Pat, the least linguistically accomplished of us all, managed to woo a young French lady. I cannot imagine how the relationship flowered but we supposed that her English and feminine delights were enough to overcome any of the impediments that would normally put paid to any untoward lurches and fumblings that Pat, as an eager entrant into the world of sexual fun and games while retaining all the guilt of a good Catholic youth (like all three of us all), might have put into practise. Whether or not he managed to break his duck (so to speak) was never mentioned or alluded to for the weeks we were there although the grin that was more or less permanently on his phizzog would indicate that his achievements were more concrete than the fantasy imaginings of his fellow cyclists.
Our diet during the two weeks we were in situ in St.Nazaire varied not a jot. Ham, eggs and potato. Every day for 14 days. On occasion we would throw in peas to liven up the plate a little but otherwise our culinary skills were severely limited. I think the American guy came to our rescue on a couple of occasions and created a spaghetti bolognese which was the first time we had come across such an exotic dish.
Venturing out into the St.Nazaire estuary one day we discovered the mud flats that had so exercised the minds of the planners of the raid on the St.Nazaire dry dock in 1942. The Campbelltown had scraped its keel twice in the shallow estuary before successfully ramming the dock gates where it eventually blew up some 12 hours after (I’m sure Blown Periphery has covered this audacious raid in a post). Well, we discovered that the mud was indeed omnipresent – and rather deep. How we finally extricated ourselves from the sucking ooze is anybody’s guess but I do remember the sense of panic that arose when we had to abandon our plimsolls and head for solid land more or less crawling along on our bellies.

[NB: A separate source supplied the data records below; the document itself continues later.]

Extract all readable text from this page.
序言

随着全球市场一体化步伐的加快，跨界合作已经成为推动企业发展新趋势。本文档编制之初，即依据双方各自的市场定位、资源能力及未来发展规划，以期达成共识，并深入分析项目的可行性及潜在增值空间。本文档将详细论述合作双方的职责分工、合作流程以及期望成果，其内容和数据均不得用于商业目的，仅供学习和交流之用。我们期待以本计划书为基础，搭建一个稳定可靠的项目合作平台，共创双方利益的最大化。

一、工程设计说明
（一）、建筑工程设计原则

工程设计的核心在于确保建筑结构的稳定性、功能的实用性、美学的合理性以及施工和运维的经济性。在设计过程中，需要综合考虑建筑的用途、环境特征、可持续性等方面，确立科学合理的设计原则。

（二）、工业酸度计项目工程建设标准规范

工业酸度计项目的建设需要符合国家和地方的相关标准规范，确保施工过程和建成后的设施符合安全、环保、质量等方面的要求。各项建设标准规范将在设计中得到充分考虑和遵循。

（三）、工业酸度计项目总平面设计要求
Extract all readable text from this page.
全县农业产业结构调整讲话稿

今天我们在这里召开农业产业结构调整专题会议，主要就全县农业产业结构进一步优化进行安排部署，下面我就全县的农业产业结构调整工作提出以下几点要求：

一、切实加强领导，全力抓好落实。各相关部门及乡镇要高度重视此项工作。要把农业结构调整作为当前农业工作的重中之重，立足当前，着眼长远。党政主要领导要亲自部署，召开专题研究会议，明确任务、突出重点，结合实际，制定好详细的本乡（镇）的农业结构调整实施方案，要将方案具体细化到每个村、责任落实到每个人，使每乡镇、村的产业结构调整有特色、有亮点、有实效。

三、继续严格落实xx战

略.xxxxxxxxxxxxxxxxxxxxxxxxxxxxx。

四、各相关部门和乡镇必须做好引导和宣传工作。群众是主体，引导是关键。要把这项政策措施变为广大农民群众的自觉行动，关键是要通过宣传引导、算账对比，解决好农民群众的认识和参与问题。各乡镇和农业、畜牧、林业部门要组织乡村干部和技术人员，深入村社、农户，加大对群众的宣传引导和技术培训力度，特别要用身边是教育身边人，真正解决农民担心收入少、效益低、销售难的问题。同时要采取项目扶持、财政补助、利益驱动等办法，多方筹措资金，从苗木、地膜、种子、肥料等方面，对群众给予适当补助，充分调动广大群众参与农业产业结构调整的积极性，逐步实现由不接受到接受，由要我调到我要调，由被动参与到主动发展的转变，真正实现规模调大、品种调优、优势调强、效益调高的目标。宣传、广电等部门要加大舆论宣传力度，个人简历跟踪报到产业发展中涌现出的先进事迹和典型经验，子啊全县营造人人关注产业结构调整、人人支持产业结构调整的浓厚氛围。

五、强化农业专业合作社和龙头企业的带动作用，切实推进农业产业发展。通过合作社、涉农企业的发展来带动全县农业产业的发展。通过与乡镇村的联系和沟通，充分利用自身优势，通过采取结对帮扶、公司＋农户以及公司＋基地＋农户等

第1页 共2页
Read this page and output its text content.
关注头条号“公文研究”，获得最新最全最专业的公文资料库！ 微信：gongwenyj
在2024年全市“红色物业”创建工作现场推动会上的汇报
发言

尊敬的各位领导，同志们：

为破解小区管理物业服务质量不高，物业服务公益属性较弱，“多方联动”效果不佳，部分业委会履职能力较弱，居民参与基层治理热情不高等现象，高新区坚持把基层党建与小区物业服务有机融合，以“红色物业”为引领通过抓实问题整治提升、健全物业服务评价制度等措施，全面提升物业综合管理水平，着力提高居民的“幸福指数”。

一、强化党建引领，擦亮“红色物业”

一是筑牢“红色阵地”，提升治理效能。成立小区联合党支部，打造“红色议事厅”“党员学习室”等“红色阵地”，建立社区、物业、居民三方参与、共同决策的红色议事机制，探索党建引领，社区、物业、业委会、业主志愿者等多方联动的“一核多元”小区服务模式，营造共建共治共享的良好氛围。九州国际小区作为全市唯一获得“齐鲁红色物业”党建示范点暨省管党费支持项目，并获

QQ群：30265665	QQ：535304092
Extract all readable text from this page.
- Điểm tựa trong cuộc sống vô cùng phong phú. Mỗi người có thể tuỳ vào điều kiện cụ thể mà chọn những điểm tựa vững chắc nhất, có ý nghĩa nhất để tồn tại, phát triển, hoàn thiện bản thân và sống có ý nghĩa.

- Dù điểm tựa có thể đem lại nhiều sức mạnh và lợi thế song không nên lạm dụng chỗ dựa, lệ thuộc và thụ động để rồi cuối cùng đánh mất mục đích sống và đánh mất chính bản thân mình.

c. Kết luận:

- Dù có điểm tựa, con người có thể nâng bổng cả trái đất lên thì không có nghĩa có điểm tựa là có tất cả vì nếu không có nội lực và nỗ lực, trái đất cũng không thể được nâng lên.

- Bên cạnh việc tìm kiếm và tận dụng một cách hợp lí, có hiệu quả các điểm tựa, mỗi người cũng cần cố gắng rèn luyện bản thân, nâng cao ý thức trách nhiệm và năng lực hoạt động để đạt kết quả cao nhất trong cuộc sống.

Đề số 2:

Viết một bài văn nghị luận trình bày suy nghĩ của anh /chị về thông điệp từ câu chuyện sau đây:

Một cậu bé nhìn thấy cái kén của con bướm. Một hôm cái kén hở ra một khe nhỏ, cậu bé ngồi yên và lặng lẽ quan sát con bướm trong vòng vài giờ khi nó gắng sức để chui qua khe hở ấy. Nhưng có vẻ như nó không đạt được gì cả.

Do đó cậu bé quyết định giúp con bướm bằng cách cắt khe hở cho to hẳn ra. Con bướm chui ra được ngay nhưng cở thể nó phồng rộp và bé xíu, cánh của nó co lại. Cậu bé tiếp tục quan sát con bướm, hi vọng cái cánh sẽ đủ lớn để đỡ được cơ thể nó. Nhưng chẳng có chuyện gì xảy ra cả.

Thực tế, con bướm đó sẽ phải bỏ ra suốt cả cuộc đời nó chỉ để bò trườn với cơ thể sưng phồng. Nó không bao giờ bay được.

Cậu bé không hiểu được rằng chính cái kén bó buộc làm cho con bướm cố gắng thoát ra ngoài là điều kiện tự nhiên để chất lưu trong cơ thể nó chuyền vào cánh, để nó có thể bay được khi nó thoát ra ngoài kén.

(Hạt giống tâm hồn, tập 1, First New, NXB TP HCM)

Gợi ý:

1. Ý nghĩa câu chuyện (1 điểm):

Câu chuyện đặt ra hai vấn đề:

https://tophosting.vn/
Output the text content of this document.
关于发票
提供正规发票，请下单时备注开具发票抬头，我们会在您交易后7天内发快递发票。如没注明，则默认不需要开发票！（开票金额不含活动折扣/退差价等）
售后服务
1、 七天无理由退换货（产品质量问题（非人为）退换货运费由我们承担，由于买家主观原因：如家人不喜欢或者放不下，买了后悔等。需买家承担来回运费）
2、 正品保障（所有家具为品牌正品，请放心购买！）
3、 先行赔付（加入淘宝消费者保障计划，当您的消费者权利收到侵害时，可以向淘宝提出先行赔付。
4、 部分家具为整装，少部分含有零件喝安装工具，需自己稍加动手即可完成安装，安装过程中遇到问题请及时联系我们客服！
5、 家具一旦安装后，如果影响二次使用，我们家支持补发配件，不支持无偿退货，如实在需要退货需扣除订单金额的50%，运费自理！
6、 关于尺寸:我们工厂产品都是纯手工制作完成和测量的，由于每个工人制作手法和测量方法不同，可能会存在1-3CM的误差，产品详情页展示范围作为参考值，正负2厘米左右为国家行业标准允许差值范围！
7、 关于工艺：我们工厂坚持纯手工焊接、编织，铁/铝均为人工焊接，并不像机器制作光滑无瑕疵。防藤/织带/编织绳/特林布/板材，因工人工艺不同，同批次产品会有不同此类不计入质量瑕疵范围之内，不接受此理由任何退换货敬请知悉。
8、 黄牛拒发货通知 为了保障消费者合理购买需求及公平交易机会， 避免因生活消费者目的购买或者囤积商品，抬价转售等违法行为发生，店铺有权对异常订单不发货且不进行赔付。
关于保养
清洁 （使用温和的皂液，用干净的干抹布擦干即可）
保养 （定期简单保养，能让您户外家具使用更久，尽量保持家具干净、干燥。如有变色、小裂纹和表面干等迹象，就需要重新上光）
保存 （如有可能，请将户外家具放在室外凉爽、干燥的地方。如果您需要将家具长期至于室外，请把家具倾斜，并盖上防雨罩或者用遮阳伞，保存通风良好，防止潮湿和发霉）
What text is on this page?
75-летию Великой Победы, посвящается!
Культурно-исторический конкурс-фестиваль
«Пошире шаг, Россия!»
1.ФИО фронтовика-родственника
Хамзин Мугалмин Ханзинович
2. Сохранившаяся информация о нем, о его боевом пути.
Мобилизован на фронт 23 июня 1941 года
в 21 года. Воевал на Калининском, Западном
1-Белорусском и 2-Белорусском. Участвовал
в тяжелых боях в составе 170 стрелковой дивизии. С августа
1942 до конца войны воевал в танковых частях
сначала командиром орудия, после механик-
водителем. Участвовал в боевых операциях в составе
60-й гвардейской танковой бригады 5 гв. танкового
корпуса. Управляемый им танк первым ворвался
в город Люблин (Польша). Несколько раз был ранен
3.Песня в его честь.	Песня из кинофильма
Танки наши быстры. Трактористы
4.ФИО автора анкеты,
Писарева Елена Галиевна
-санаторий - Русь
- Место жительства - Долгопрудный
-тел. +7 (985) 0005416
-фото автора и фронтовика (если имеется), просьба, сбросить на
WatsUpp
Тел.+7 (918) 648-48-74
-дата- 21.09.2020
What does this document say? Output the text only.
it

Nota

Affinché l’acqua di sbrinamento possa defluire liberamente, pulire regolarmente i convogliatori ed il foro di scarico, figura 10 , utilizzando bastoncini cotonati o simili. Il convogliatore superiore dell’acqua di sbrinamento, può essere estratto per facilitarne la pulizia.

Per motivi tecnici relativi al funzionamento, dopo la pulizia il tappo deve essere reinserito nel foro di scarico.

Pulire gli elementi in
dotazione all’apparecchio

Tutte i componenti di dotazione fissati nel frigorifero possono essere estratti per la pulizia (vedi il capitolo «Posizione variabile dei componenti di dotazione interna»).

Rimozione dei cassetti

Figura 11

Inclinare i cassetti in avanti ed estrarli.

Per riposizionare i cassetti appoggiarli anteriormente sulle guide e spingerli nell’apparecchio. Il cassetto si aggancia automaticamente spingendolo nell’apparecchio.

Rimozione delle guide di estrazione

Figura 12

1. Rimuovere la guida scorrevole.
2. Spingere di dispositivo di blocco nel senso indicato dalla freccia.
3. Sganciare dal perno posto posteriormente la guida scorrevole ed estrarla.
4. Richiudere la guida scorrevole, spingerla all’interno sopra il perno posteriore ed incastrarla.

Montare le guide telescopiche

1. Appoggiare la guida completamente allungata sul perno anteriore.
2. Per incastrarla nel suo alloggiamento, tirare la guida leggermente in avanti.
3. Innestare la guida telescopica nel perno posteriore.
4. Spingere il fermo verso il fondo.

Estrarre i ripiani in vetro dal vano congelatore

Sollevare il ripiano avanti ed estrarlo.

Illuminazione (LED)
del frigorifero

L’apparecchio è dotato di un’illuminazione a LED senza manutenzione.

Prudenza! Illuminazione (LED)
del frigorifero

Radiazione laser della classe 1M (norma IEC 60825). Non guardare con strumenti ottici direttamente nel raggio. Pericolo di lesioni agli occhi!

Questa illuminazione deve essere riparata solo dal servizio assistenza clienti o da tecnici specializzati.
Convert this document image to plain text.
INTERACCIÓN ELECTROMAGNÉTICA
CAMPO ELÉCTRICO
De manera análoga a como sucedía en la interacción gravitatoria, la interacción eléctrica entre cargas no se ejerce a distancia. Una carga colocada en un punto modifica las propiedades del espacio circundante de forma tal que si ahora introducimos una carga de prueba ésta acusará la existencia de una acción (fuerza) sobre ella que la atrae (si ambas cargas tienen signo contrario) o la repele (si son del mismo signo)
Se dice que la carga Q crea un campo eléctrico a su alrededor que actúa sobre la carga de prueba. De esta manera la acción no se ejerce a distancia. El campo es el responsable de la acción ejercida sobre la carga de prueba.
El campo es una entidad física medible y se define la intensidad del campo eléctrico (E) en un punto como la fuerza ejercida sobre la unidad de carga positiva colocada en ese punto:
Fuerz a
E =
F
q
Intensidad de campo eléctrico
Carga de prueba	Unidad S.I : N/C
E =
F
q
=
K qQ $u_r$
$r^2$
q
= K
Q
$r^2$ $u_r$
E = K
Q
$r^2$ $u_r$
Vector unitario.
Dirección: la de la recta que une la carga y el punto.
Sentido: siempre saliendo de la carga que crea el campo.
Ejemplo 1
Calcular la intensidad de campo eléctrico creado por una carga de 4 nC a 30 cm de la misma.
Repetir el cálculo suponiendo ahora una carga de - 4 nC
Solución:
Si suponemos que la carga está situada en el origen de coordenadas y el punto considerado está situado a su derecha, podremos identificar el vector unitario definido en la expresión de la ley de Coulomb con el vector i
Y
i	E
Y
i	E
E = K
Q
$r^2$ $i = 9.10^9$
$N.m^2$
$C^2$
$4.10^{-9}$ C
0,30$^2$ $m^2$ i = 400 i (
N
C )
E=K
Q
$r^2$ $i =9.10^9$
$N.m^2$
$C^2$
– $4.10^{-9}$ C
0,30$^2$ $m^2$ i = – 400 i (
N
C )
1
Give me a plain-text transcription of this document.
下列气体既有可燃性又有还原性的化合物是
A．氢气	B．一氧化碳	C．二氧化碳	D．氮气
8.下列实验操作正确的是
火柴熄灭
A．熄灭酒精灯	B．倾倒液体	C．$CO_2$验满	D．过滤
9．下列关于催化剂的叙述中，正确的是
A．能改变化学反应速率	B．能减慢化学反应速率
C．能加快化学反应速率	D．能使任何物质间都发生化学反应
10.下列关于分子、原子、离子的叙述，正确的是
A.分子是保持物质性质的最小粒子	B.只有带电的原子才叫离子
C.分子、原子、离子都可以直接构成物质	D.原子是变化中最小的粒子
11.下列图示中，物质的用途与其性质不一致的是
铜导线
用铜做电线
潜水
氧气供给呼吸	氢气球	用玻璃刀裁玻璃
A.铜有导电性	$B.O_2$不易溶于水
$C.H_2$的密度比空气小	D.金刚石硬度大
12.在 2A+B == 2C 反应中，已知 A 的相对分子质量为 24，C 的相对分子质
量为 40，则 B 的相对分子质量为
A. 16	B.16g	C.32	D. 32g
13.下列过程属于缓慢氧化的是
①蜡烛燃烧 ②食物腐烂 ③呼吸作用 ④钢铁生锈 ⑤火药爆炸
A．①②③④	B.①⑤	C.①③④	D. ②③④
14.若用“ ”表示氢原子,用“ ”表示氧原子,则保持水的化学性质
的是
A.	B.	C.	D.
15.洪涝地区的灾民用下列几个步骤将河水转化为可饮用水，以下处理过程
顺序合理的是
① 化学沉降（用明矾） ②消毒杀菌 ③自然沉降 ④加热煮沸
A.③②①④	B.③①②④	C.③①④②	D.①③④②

So, eventually, we had to leave this rather grubby oasis of a youth hostel and of the journey back to Boulogne I can recall very little except that the penultimate night of out stay found us, once again, in Blangy-sur-Bresle and, you will recall, our somewhat testing interaction with three young ladies and a drunk father armed with, we were told, a gun. Pulling up outside the youth hostel which, being NOT a Monday, was open we checked in at the desk. Who should be the caretaker of the hostel? Oh, yes, the gun toting imbiber. As he had not seen us on our first foray through the town we played the innocents and explained that this was our very first visit to France and Blangy was our first stop. We got away with it and ensured that we steered well clear of his three Siren daughters.
Pat had taken the photographs on our trip and although I remember seeing one of the three of us gathered round our bikes in St.Nazaire the whereabouts of that and all the others is now a mystery. In fact, Pat never returned to the sixth form in September to complete his A levels. He joined the merchant navy in the autumn, sailed away and was never heard from again. If he is still alive I have no idea.
I do have one souvenir of our trip though and it is to be seen at the head of this blog. While in St.Nazaire we managed to locate a small portable record player and put on the Brel single that we had purchased earlier on the trip. Flipping over the disc we found “Le Moribond”. We played it enough times for me to write out the words on a piece of paper – and I have kept it safe for 54 years. My mate Cough was Best Man at my first wedding in 1970 and although we met up very rarely over the years the memory of our cycling holiday stayed with both of us throughout the ups and downs of life. He died last year.
Adieu, Cough, je t’aimais bien tu sais.